Le management de brigade en restauration collective

Management de brigade en cuisine collective

Chef d’orchestre, pas petit chef. Trois cuisiniers et un plongeur pour six cents couverts, cinq jours sur sept, pendant des années : ce n’est pas une brigade de restaurant qui tourne, c’est un couple professionnel. Le modèle autoritaire, crier et terroriser, ne marche pas et ne marchera jamais ici. Le mot-clé : collaborateur, pas exécutant.

La légitimité vient du faire, pas du titre

Le chef cuisine avec sa brigade. Il mange la même poussière, il supporte la même chaleur.
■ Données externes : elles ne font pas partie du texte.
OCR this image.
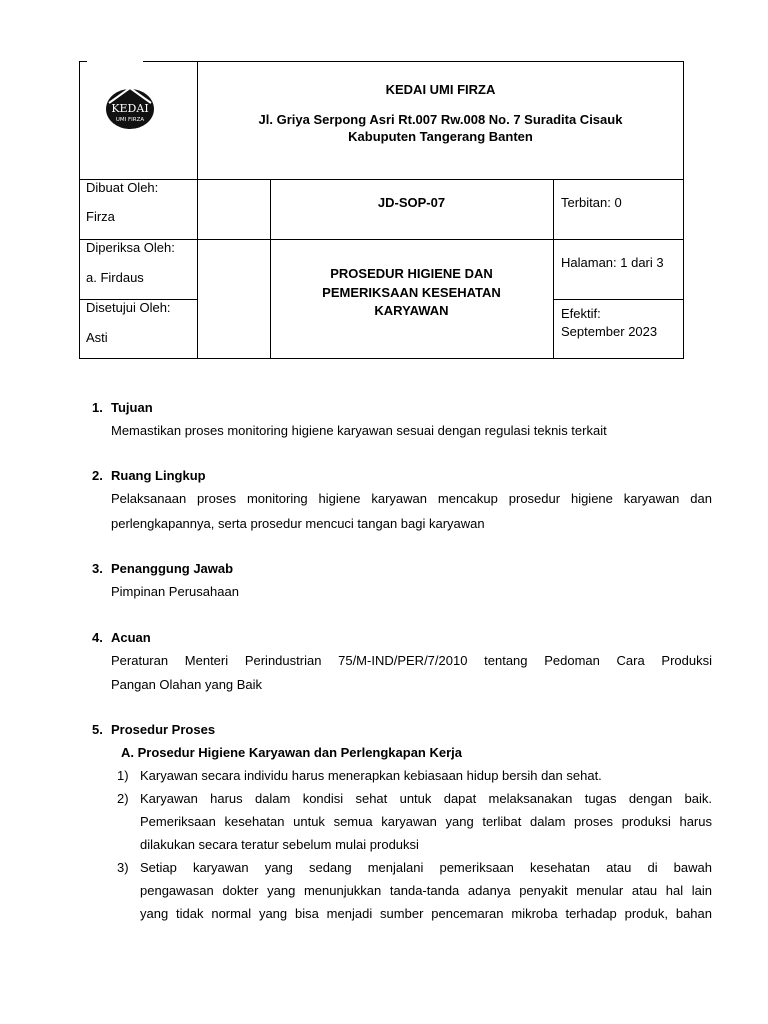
KEDAI
UMI FIRZA
KEDAI UMI FIRZA
Jl. Griya Serpong Asri Rt.007 Rw.008 No. 7 Suradita Cisauk
Kabuputen Tangerang Banten
Dibuat Oleh:
Firza
Diperiksa Oleh:
a. Firdaus
Disetujui Oleh:
Asti
JD-SOP-07
PROSEDUR HIGIENE DAN
PEMERIKSAAN KESEHATAN
KARYAWAN
Terbitan: 0
Halaman: 1 dari 3
Efektif:
September 2023
1. Tujuan
Memastikan proses monitoring higiene karyawan sesuai dengan regulasi teknis terkait
2. Ruang Lingkup
Pelaksanaan proses monitoring higiene karyawan mencakup prosedur higiene karyawan dan
perlengkapannya, serta prosedur mencuci tangan bagi karyawan
3. Penanggung Jawab
Pimpinan Perusahaan
4. Acuan
Peraturan Menteri Perindustrian 75/M-IND/PER/7/2010 tentang Pedoman Cara Produksi
Pangan Olahan yang Baik
5. Prosedur Proses
A. Prosedur Higiene Karyawan dan Perlengkapan Kerja
1) Karyawan secara individu harus menerapkan kebiasaan hidup bersih dan sehat.
2) Karyawan harus dalam kondisi sehat untuk dapat melaksanakan tugas dengan baik.
Pemeriksaan kesehatan untuk semua karyawan yang terlibat dalam proses produksi harus
dilakukan secara teratur sebelum mulai produksi
3) Setiap karyawan yang sedang menjalani pemeriksaan kesehatan atau di bawah
pengawasan dokter yang menunjukkan tanda-tanda adanya penyakit menular atau hal lain
yang tidak normal yang bisa menjadi sumber pencemaran mikroba terhadap produk, bahan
C’est le tablier mouillé à côté des autres qui donne l’autorité, pas la fiche de poste. Le jour où il demande un effort de plus, il peut regarder son équipe dans les yeux : il a la légitimité de celui qui fait, pas de celui qui regarde faire.

Le binôme, la formation, la polyvalence

Le binôme chef et second est la colonne vertébrale, et il fonctionne sur la complémentarité, pas la hiérarchie : si l’un tombe, l’autre tient les deux postes, en entier. On forme sur le terrain, un couteau dans la main, par la répétition sans lassitude, en expliquant toujours le pourquoi et pas seulement le comment. La patience en formation n’est pas un trait de caractère, c’est une compétence : craquer au cinquième rappel fait tout perdre, la personne se braque et n’ose plus poser de questions. Et la polyvalence n’est pas un bonus, c’est une condition de survie : faire tourner les postes en temps normal pour que, le jour d’une absence, personne ne panique.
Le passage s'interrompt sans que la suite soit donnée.